For analysis of the secondary outcomes, each variable that depicted categorical data (i.e., smoking status) was organized into a contingency table that included each category of the variable (i.e., current smoker, former smoker, non-smoker) and its association with either a “change” or “no change” in clinical care. In the case of incomplete data, missing values were retained and categorized as “unknown” (i.e., “unknown menopausal status”) in the analysis to preserve sample size and account for the presence of missing data without introducing bias through estimation. This process was repeated for each type of change (i.e., chemotherapy, care provider, and medication) and combined into a cumulative contingency table that underwent subsequent analysis using a Fisher’s exact test to assess whether there was a significant correlation between the variable and a change in clinical care. The significance of secondary outcomes for each variable was assessed using a Fisher’s exact test due to the low expected values within the tables (>20% of expected cell counts were <5). For secondary analysis of patient variables with continuous data (age at time of diagnosis, BMI, and LVEF), normality testing with a Shapiro–Wilk test was performed owing to small and unequal sample sizes. If the data was normally distributed, then parametric testing was pursued via an independent two-sample T-test to determine if there was a significant correlation between the variables and a change in clinical care. If the data was not normally distributed, then non-parametric testing was pursued via a Mann–Whitney U test. Due to an insufficient amount of data for adequate statistical power, cohort A was excluded from the secondary analysis.
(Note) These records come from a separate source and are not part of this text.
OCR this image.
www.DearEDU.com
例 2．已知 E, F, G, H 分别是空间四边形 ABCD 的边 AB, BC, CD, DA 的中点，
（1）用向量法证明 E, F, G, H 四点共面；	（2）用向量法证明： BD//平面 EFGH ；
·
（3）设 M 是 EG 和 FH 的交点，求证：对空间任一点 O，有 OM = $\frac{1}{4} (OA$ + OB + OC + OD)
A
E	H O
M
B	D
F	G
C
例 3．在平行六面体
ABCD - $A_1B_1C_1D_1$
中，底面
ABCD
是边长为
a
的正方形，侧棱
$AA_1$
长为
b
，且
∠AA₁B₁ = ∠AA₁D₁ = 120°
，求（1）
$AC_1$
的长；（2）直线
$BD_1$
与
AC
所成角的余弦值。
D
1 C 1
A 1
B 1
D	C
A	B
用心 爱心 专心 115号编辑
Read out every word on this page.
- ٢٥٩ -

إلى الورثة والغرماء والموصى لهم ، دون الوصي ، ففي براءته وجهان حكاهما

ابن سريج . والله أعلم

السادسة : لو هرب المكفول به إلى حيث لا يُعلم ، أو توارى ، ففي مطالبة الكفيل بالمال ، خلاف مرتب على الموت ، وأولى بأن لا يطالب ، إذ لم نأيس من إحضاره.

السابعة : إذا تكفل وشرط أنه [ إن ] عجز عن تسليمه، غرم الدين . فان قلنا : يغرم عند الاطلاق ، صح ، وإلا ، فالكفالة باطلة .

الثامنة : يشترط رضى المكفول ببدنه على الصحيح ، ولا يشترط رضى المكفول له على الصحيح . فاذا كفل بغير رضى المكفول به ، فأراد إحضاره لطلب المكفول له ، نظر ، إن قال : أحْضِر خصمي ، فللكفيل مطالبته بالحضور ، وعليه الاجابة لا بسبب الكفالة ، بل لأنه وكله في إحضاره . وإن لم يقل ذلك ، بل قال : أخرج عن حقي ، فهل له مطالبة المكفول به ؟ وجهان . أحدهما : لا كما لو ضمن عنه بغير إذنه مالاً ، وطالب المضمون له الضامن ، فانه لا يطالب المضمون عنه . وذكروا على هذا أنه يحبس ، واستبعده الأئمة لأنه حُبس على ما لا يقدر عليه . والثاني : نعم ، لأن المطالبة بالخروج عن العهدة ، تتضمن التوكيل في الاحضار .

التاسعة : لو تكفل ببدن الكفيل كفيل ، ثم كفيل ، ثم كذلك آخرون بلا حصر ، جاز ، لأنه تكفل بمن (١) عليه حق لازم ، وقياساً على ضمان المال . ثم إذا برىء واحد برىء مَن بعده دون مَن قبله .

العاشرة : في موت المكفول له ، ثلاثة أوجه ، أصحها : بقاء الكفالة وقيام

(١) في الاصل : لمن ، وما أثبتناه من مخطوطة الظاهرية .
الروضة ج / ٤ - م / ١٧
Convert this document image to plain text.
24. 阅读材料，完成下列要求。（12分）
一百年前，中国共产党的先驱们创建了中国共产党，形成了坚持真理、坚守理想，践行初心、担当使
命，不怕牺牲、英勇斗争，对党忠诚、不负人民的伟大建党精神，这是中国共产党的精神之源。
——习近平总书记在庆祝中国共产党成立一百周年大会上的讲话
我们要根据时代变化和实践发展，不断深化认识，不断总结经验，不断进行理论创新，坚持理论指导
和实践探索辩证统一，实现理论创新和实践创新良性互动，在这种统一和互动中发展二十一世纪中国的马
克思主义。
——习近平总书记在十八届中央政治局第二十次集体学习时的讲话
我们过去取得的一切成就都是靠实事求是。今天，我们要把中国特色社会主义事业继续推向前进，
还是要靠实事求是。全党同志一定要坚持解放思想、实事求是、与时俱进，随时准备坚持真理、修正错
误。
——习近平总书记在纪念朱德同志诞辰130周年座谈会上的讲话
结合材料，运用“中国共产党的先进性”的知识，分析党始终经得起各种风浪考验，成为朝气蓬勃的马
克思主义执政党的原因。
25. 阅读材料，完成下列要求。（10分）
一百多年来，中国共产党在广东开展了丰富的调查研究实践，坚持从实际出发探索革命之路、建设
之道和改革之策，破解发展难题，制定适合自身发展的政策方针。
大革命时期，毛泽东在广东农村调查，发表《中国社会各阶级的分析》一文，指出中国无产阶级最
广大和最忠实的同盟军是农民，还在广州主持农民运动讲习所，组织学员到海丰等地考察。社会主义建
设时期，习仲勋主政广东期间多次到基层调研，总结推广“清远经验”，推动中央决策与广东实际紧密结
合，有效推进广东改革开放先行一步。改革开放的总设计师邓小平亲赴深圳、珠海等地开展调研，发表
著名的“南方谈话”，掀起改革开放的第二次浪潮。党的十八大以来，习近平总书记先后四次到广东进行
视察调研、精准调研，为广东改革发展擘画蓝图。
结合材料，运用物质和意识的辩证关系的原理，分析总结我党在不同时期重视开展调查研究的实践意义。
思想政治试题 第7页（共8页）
For all analyses, p < 0.05 was considered statistically significant. The confidence interval (CI) of proportional data (i.e., what proportion of current smokers experienced a change in clinical care) was calculated with 95% CI’s using the Wilson score interval due to small sample sizes [24]. The 95% CI’s for all mean values (i.e., scans per patient) were calculated using the t-score distribution due to small sample sizes [25]. Calculations and analyses of statistical significance were performed using Google Colaboratory [25].
3. Results
3.1. Patient and Cardiac Imaging Characteristics
A total of 93 patients met the exclusion criteria for this analysis. Of these, 3 underwent treatment with trastuzumab (cohort A), 60 with anthracyclines (cohort B), and 30 received combined therapy (cohort C). Treatment modalities included surgery (lumpectomy and mastectomy), anthracycline, trastuzumab, and endocrine therapy (oophorectomy, gonadotropin-releasing hormone (GnRH) agonists, tamoxifen, and aromatase inhibitors). The baseline demographic characteristics and disease characteristics of each cohort are summarized in Table 1. See Supplementary Table S1 for patients’ medical history prior to starting treatment and Supplementary Table S2 for information regarding the characteristics of cardiac imaging.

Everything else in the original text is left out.